Court Reinstates Neb. Gay Marriage Ban
Friday, July 14, 2006; 7:53 PM
LINCOLN, Neb. -- Courts handed victories to gay-marriage opponents in two states Friday, reinstating Nebraska's voter-approved ban on same-sex marriage and throwing out an attempt to keep a proposed ban off the ballot in Tennessee.
In the Nebraska case, the 8th U.S. Circuit Court of Appeals overturned a judge's ruling last year that the ban was too broad and deprived gays and lesbians of participation in the political process, among other things.
Seventy percent of voters had approved the ban as a constitutional amendment in 2000.
It went further than similar bans in many states in that it also barred same-sex couples from many legal protections afforded to heterosexual couples. For example, the partners of gays and lesbians who work for the state are not entitled to share their health insurance and other benefits.
New York-based Lambda and the ACLU's Lesbian and Gay Project sued, arguing it violated gay rights.

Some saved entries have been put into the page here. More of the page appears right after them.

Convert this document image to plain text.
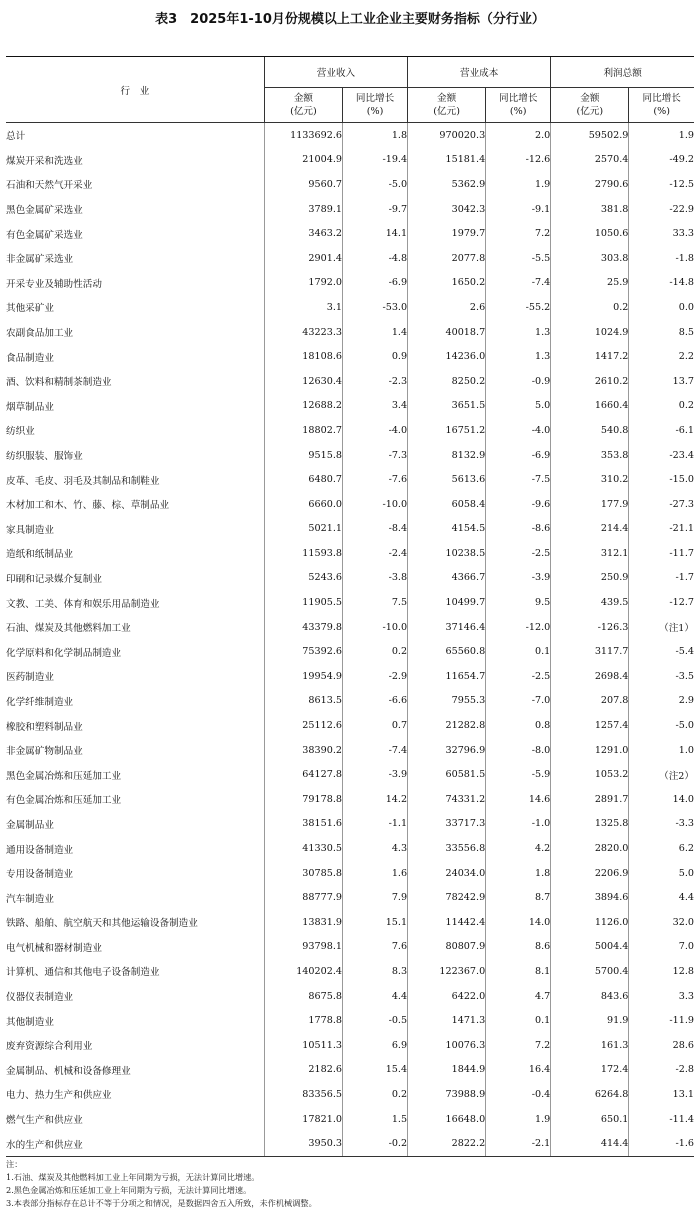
表3　2025年1-10月份规模以上工业企业主要财务指标（分行业）
行　业	营业收入		营业成本		利润总额	
	金额
(亿元)	同比增长
(%)	金额
(亿元)	同比增长
(%)	金额
(亿元)	同比增长
(%)
总计	1133692.6	1.8	970020.3	2.0	59502.9	1.9
煤炭开采和洗选业	21004.9	-19.4	15181.4	-12.6	2570.4	-49.2
石油和天然气开采业	9560.7	-5.0	5362.9	1.9	2790.6	-12.5
黑色金属矿采选业	3789.1	-9.7	3042.3	-9.1	381.8	-22.9
有色金属矿采选业	3463.2	14.1	1979.7	7.2	1050.6	33.3
非金属矿采选业	2901.4	-4.8	2077.8	-5.5	303.8	-1.8
开采专业及辅助性活动	1792.0	-6.9	1650.2	-7.4	25.9	-14.8
其他采矿业	3.1	-53.0	2.6	-55.2	0.2	0.0
农副食品加工业	43223.3	1.4	40018.7	1.3	1024.9	8.5
食品制造业	18108.6	0.9	14236.0	1.3	1417.2	2.2
酒、饮料和精制茶制造业	12630.4	-2.3	8250.2	-0.9	2610.2	13.7
烟草制品业	12688.2	3.4	3651.5	5.0	1660.4	0.2
纺织业	18802.7	-4.0	16751.2	-4.0	540.8	-6.1
纺织服装、服饰业	9515.8	-7.3	8132.9	-6.9	353.8	-23.4
皮革、毛皮、羽毛及其制品和制鞋业	6480.7	-7.6	5613.6	-7.5	310.2	-15.0
木材加工和木、竹、藤、棕、草制品业	6660.0	-10.0	6058.4	-9.6	177.9	-27.3
家具制造业	5021.1	-8.4	4154.5	-8.6	214.4	-21.1
造纸和纸制品业	11593.8	-2.4	10238.5	-2.5	312.1	-11.7
印刷和记录媒介复制业	5243.6	-3.8	4366.7	-3.9	250.9	-1.7
文教、工美、体育和娱乐用品制造业	11905.5	7.5	10499.7	9.5	439.5	-12.7
石油、煤炭及其他燃料加工业	43379.8	-10.0	37146.4	-12.0	-126.3	（注1）
化学原料和化学制品制造业	75392.6	0.2	65560.8	0.1	3117.7	-5.4
医药制造业	19954.9	-2.9	11654.7	-2.5	2698.4	-3.5
化学纤维制造业	8613.5	-6.6	7955.3	-7.0	207.8	2.9
橡胶和塑料制品业	25112.6	0.7	21282.8	0.8	1257.4	-5.0
非金属矿物制品业	38390.2	-7.4	32796.9	-8.0	1291.0	1.0
黑色金属冶炼和压延加工业	64127.8	-3.9	60581.5	-5.9	1053.2	（注2）
有色金属冶炼和压延加工业	79178.8	14.2	74331.2	14.6	2891.7	14.0
金属制品业	38151.6	-1.1	33717.3	-1.0	1325.8	-3.3
通用设备制造业	41330.5	4.3	33556.8	4.2	2820.0	6.2
专用设备制造业	30785.8	1.6	24034.0	1.8	2206.9	5.0
汽车制造业	88777.9	7.9	78242.9	8.7	3894.6	4.4
铁路、船舶、航空航天和其他运输设备制造业	13831.9	15.1	11442.4	14.0	1126.0	32.0
电气机械和器材制造业	93798.1	7.6	80807.9	8.6	5004.4	7.0
计算机、通信和其他电子设备制造业	140202.4	8.3	122367.0	8.1	5700.4	12.8
仪器仪表制造业	8675.8	4.4	6422.0	4.7	843.6	3.3
其他制造业	1778.8	-0.5	1471.3	0.1	91.9	-11.9
废弃资源综合利用业	10511.3	6.9	10076.3	7.2	161.3	28.6
金属制品、机械和设备修理业	2182.6	15.4	1844.9	16.4	172.4	-2.8
电力、热力生产和供应业	83356.5	0.2	73988.9	-0.4	6264.8	13.1
燃气生产和供应业	17821.0	1.5	16648.0	1.9	650.1	-11.4
水的生产和供应业	3950.3	-0.2	2822.2	-2.1	414.4	-1.6
注：
1.石油、煤炭及其他燃料加工业上年同期为亏损，无法计算同比增速。
2.黑色金属冶炼和压延加工业上年同期为亏损，无法计算同比增速。
3.本表部分指标存在总计不等于分项之和情况，是数据四舍五入所致，未作机械调整。
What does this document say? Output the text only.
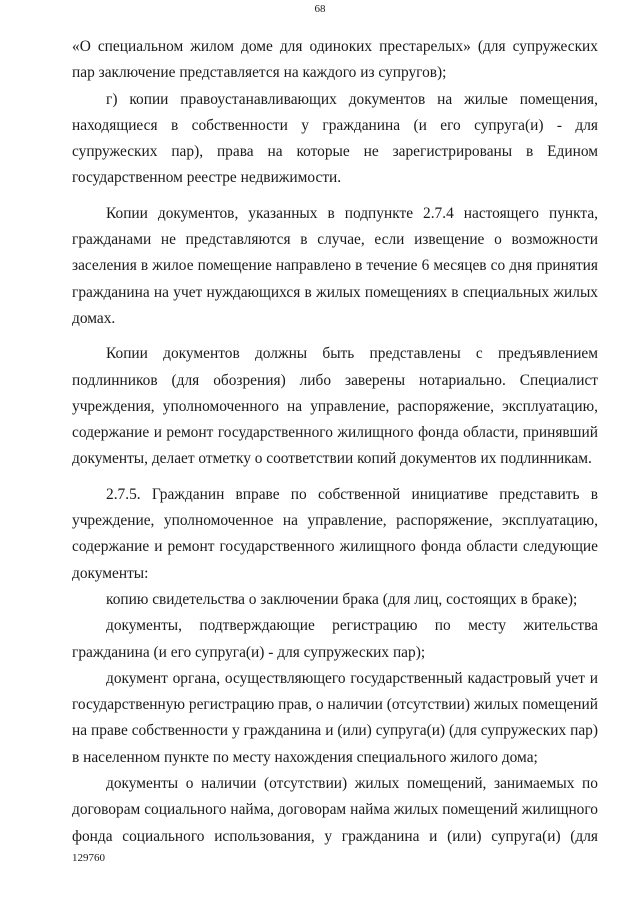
68

«О специальном жилом доме для одиноких престарелых» (для супружеских пар заключение представляется на каждого из супругов);

г) копии правоустанавливающих документов на жилые помещения, находящиеся в собственности у гражданина (и его супруга(и) - для супружеских пар), права на которые не зарегистрированы в Едином государственном реестре недвижимости.

Копии документов, указанных в подпункте 2.7.4 настоящего пункта, гражданами не представляются в случае, если извещение о возможности заселения в жилое помещение направлено в течение 6 месяцев со дня принятия гражданина на учет нуждающихся в жилых помещениях в специальных жилых домах.

Копии документов должны быть представлены с предъявлением подлинников (для обозрения) либо заверены нотариально. Специалист учреждения, уполномоченного на управление, распоряжение, эксплуатацию, содержание и ремонт государственного жилищного фонда области, принявший документы, делает отметку о соответствии копий документов их подлинникам.

2.7.5. Гражданин вправе по собственной инициативе представить в учреждение, уполномоченное на управление, распоряжение, эксплуатацию, содержание и ремонт государственного жилищного фонда области следующие документы:

копию свидетельства о заключении брака (для лиц, состоящих в браке);

документы, подтверждающие регистрацию по месту жительства гражданина (и его супруга(и) - для супружеских пар);

документ органа, осуществляющего государственный кадастровый учет и государственную регистрацию прав, о наличии (отсутствии) жилых помещений на праве собственности у гражданина и (или) супруга(и) (для супружеских пар) в населенном пункте по месту нахождения специального жилого дома;

документы о наличии (отсутствии) жилых помещений, занимаемых по договорам социального найма, договорам найма жилых помещений жилищного фонда социального использования, у гражданина и (или) супруга(и) (для

129760
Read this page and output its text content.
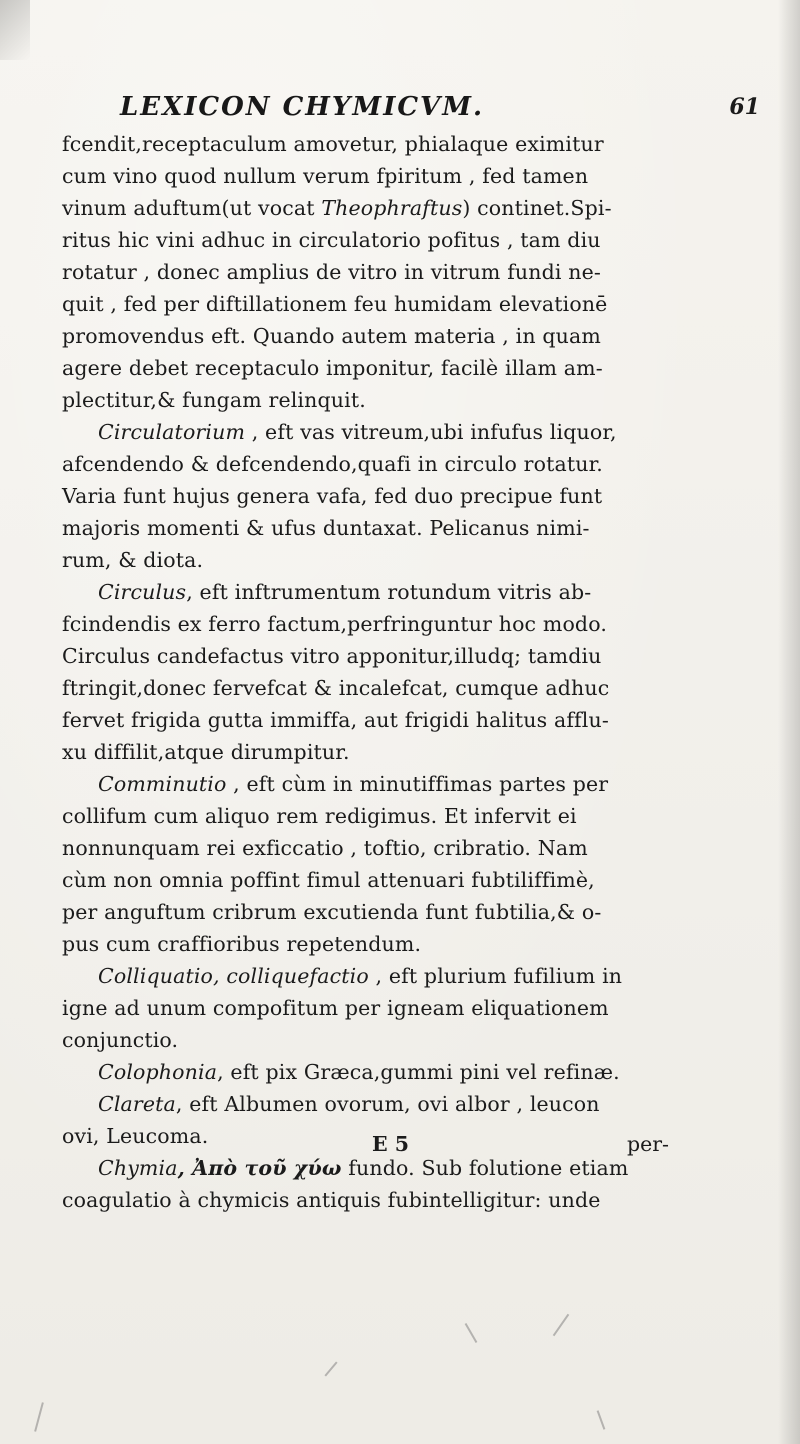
LEXICON CHYMICVM.	61
fcendit,receptaculum amovetur, phialaque eximitur
cum vino quod nullum verum fpiritum , fed tamen
vinum aduftum(ut vocat Theophraftus) continet.Spi-
ritus hic vini adhuc in circulatorio pofitus , tam diu
rotatur , donec amplius de vitro in vitrum fundi ne-
quit , fed per diftillationem feu humidam elevationē
promovendus eft. Quando autem materia , in quam
agere debet receptaculo imponitur, facilè illam am-
plectitur,& fungam relinquit.
Circulatorium , eft vas vitreum,ubi infufus liquor,
afcendendo & defcendendo,quafi in circulo rotatur.
Varia funt hujus genera vafa, fed duo precipue funt
majoris momenti & ufus duntaxat. Pelicanus nimi-
rum, & diota.
Circulus, eft inftrumentum rotundum vitris ab-
fcindendis ex ferro factum,perfringuntur hoc modo.
Circulus candefactus vitro apponitur,illudq; tamdiu
ftringit,donec fervefcat & incalefcat, cumque adhuc
fervet frigida gutta immiffa, aut frigidi halitus afflu-
xu diffilit,atque dirumpitur.
Comminutio , eft cùm in minutiffimas partes per
collifum cum aliquo rem redigimus. Et infervit ei
nonnunquam rei exficcatio , toftio, cribratio. Nam
cùm non omnia poffint fimul attenuari fubtiliffimè,
per anguftum cribrum excutienda funt fubtilia,& o-
pus cum craffioribus repetendum.
Colliquatio, colliquefactio , eft plurium fufilium in
igne ad unum compofitum per igneam eliquationem
conjunctio.
Colophonia, eft pix Græca,gummi pini vel refinæ.
Clareta, eft Albumen ovorum, ovi albor , leucon
ovi, Leucoma.
Chymia, Ἀπὸ τοῦ χύω fundo. Sub folutione etiam
coagulatio à chymicis antiquis fubintelligitur: unde
E 5	per-
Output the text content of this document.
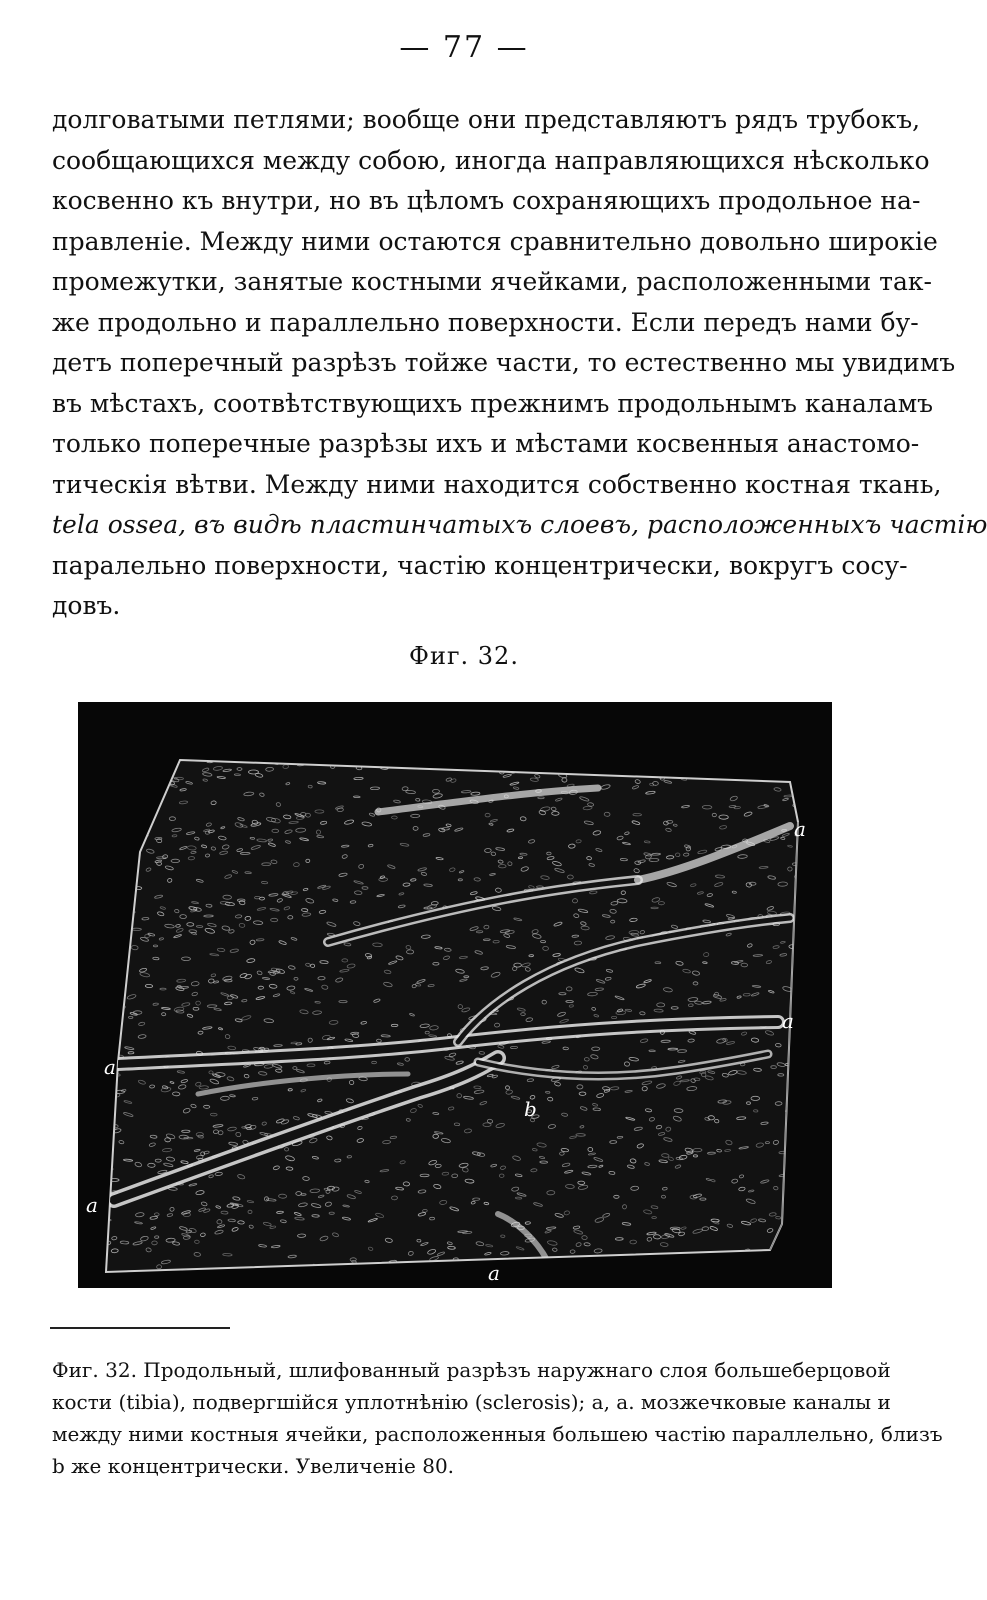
— 77 —
долговатыми петлями; вообще они представляютъ рядъ трубокъ,
сообщающихся между собою, иногда направляющихся нѣсколько
косвенно къ внутри, но въ цѣломъ сохраняющихъ продольное на-
правленіе. Между ними остаются сравнительно довольно широкіе
промежутки, занятые костными ячейками, расположенными так-
же продольно и параллельно поверхности. Если передъ нами бу-
детъ поперечный разрѣзъ тойже части, то естественно мы увидимъ
въ мѣстахъ, соотвѣтствующихъ прежнимъ продольнымъ каналамъ
только поперечные разрѣзы ихъ и мѣстами косвенныя анастомо-
тическія вѣтви. Между ними находится собственно костная ткань,
tela ossea, въ видѣ пластинчатыхъ слоевъ, расположенныхъ частію
паралельно поверхности, частію концентрически, вокругъ сосу-
довъ.
Фиг. 32.
a
a
a
b
a
a
Фиг. 32. Продольный, шлифованный разрѣзъ наружнаго слоя большеберцовой
кости (tibia), подвергшійся уплотнѣнію (sclerosis); a, a. мозжечковые каналы и
между ними костныя ячейки, расположенныя большею частію параллельно, близъ
b же концентрически. Увеличеніе 80.
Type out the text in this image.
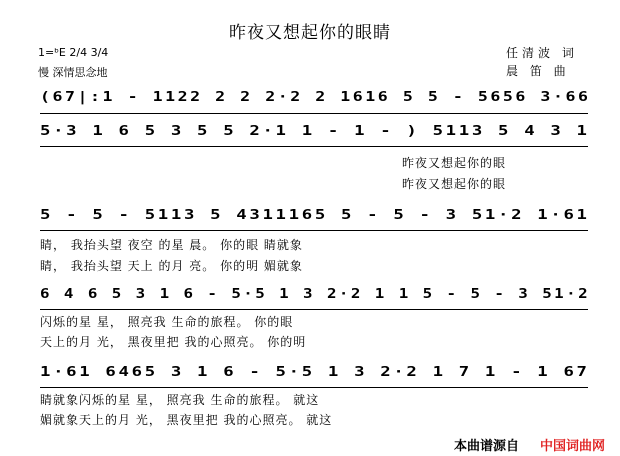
昨夜又想起你的眼睛
1=ᵇE 2/4 3/4
慢 深情思念地
任清波 词
晨 笛 曲
(67|:1 - 1122 2 2 2·2 2 1616 5 5 - 5656 3·66
5·3 1 6 5 3 5 5 2·1 1 - 1 - ) 5113 5 4 3 1
昨夜又想起你的眼
昨夜又想起你的眼
5 - 5 - 5113 5 4311165 5 - 5 - 3 51·2 1·61
睛， 我抬头望 夜空 的星 晨。 你的眼 睛就象
睛， 我抬头望 天上 的月 亮。 你的明 媚就象
6 4 6 5 3 1 6 - 5·5 1 3 2·2 1 1 5 - 5 - 3 51·2
闪烁的星 星， 照亮我 生命的旅程。 你的眼
天上的月 光， 黑夜里把 我的心照亮。 你的明
1·61 6465 3 1 6 - 5·5 1 3 2·2 1 7 1 - 1 67
睛就象闪烁的星 星， 照亮我 生命的旅程。 就这
媚就象天上的月 光， 黑夜里把 我的心照亮。 就这
本曲谱源自 中国词曲网
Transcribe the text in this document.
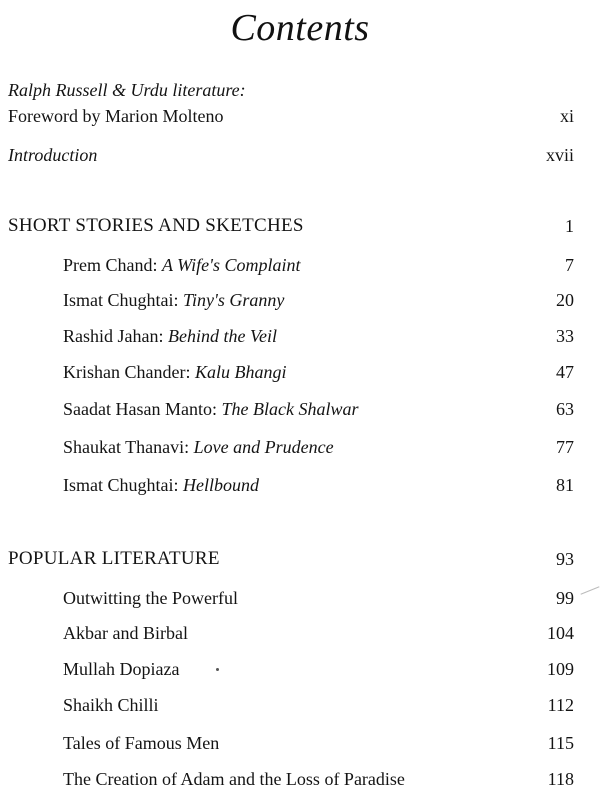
Contents
Ralph Russell & Urdu literature:
Foreword by Marion Molteno	xi
Introduction	xvii
SHORT STORIES AND SKETCHES	1
Prem Chand: A Wife's Complaint	7
Ismat Chughtai: Tiny's Granny	20
Rashid Jahan: Behind the Veil	33
Krishan Chander: Kalu Bhangi	47
Saadat Hasan Manto: The Black Shalwar	63
Shaukat Thanavi: Love and Prudence	77
Ismat Chughtai: Hellbound	81
POPULAR LITERATURE	93
Outwitting the Powerful	99
Akbar and Birbal	104
Mullah Dopiaza	109
Shaikh Chilli	112
Tales of Famous Men	115
The Creation of Adam and the Loss of Paradise	118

The court, however, ruled that amendment "and other laws limiting the state-recognized institution of marriage to heterosexual couples are rationally related to legitimate state interests and therefore do not violate the Constitution of the United States."
In Tennessee, the state Supreme Court dismissed a lawsuit by the American Civil Liberties Union that contended the state failed to meet its own notification requirements for a ballot measure asking voters to ban gay marriage. The high court ruled unanimously Friday that the ACLU didn't have standing to file the suit.
To have standing, plaintiffs must prove the timing of notification _ whether it was done properly or not _ somehow caused them injury, said James F. Blumstein, Vanderbilt University professor of constitutional law.
"Courts do not hear abstract questions brought by people who do not have a particularized stake in the issue," he said.
Byron Babione, Alliance Defense Fund senior counsel who represented lawmakers hoping to keep the amendment on the ballot, said he believed the court's decision showed that no one would be able to prove they were injured by the timing of the notification.
Tennessee already has a law banning gay marriage, but lawmakers who supported the proposed amendment said they wanted a backup in case the law was overturned.
Similar steps have been taken in many of the other 44 states that have specifically barred same-sex marriage through statute or constitutional amendment.